Addressing accusations that the Federal Reserve contributed to the financial crisis by keeping interest rates too low for too long in early 2000, helping to fuel a housing bubble, Fed Chairman Ben Bernanke argued in a speech to the American Economic Association that the interest rates set by the central bank between 2002 and 2006 were appropriately low and that regulatory, not monetary failure, was responsible for the housing bubble.
“Stronger regulation and supervision aimed at problems with underwriting practices and lenders’ risk management would have been a more effective and surgical approach to constraining the housing bubble than a general increase in interest rates,” Mr. Bernanke said in his remarks.
The Fed Chief made the following brief review of U.S. monetary policy during the past decade, focusing on the period from 2002 to 2006.
“As you know, the U.S. economy suffered a moderate recession between March and November 2001, largely traceable to the ending of the dot-com boom and the resulting sharp decline in stock prices. Geopolitical uncertainties associated with the terrorist attacks of September 11, 2001, and the invasion of Iraq in March 2003, as well as a series of corporate scandals in 2002, further clouded the economic situation in the early part of the decade.

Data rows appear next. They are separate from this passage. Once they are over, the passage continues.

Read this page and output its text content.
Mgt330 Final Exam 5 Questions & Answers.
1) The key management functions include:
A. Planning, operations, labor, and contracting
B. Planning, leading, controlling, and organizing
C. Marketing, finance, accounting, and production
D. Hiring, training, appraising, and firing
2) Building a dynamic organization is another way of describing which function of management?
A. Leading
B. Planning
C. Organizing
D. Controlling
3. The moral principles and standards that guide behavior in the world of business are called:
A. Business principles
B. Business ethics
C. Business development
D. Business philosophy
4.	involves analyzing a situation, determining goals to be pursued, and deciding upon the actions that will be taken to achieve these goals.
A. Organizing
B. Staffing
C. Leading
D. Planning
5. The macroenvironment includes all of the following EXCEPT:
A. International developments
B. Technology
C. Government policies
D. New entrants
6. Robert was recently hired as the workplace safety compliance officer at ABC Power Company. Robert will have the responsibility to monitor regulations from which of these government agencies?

Slide 1 shows the path, from the year 2000 to the present, of one key indicator of monetary policy, the target for the overnight federal funds rate set by the Federal Open Market Committee.
As you can see [from Slide 1], the target federal funds rate was lowered quickly in response to the 2001 recession, from 6.5 percent in late 2000 to 1.75 percent in December 2001 and to 1 percent in June 2003. After reaching the then-record low of 1 percent, the target rate remained at that level for a year. In June 2004, the FOMC began to raise the target rate, reaching 5.25 percent in June 2006 before pausing. (More recently, as you know, and as the rightward portion of the slide indicates, rates have been cut sharply once again.) The low policy rates during the 2002-06 period were accompanied at various times by “forward guidance” on policy from the Committee. For example, beginning in August 2003, the FOMC noted in four post-meeting statements that policy was likely to remain accommodative for a “considerable period”.
The aggressive monetary policy response in 2002 and 2003 was motivated by two principal factors. First, although the recession technically ended in late 2001, the recovery remained quite weak and “jobless” into the latter part of 2003. Real gross domestic product (GDP), which normally grows above trend in the early stages of an economic expansion, rose at an average pace just above 2 percent in 2002 and the first half of 2003, a rate insufficient to halt continued increases in the unemployment rate, which peaked above 6 percent in the first half of 2003. Second, the FOMC’s policy response also reflected concerns about a possible unwelcome decline in inflation. Taking note of the painful experience of Japan, policymakers worried that the United States might sink into deflation and that, as one consequence, the FOMC’s target interest rate might hit its zero lower bound, limiting the scope for further monetary accommodation. FOMC decisions during this period were informed by a strong consensus among researchers that, when faced with the risk of hitting the zero lower bound, policymakers should lower rates preemptively, thereby reducing the probability of ultimately being constrained by the lower bound on the policy interest rate.”
Mr. Bernanke also argued in favor of raising interest rates to pop future asset bubble while emphasizing the necessity of strengthening the U.S. regulatory system.
“[If] adequate reforms are not made, or if they are made but prove insufficient to prevent dangerous build-ups of financial risks, we must remain open to using monetary policy as a supplementary tool”, Mr. Bernanke said. “[H]aving experienced the damage that asset price bubbles can cause, we must be especially vigilant in ensuring that the recent experiences are not repeated…All efforts should be made to strengthen our regulatory system to prevent a recurrence of the crisis, and to cushion the effects if another crisis occurs…Clearly, we still have much to learn about how best to make monetary policy and to meet threats to financial stability in this new era. Maintaining flexibility and an open mind will be essential for successful policy-making as we feel our way forward”, he said.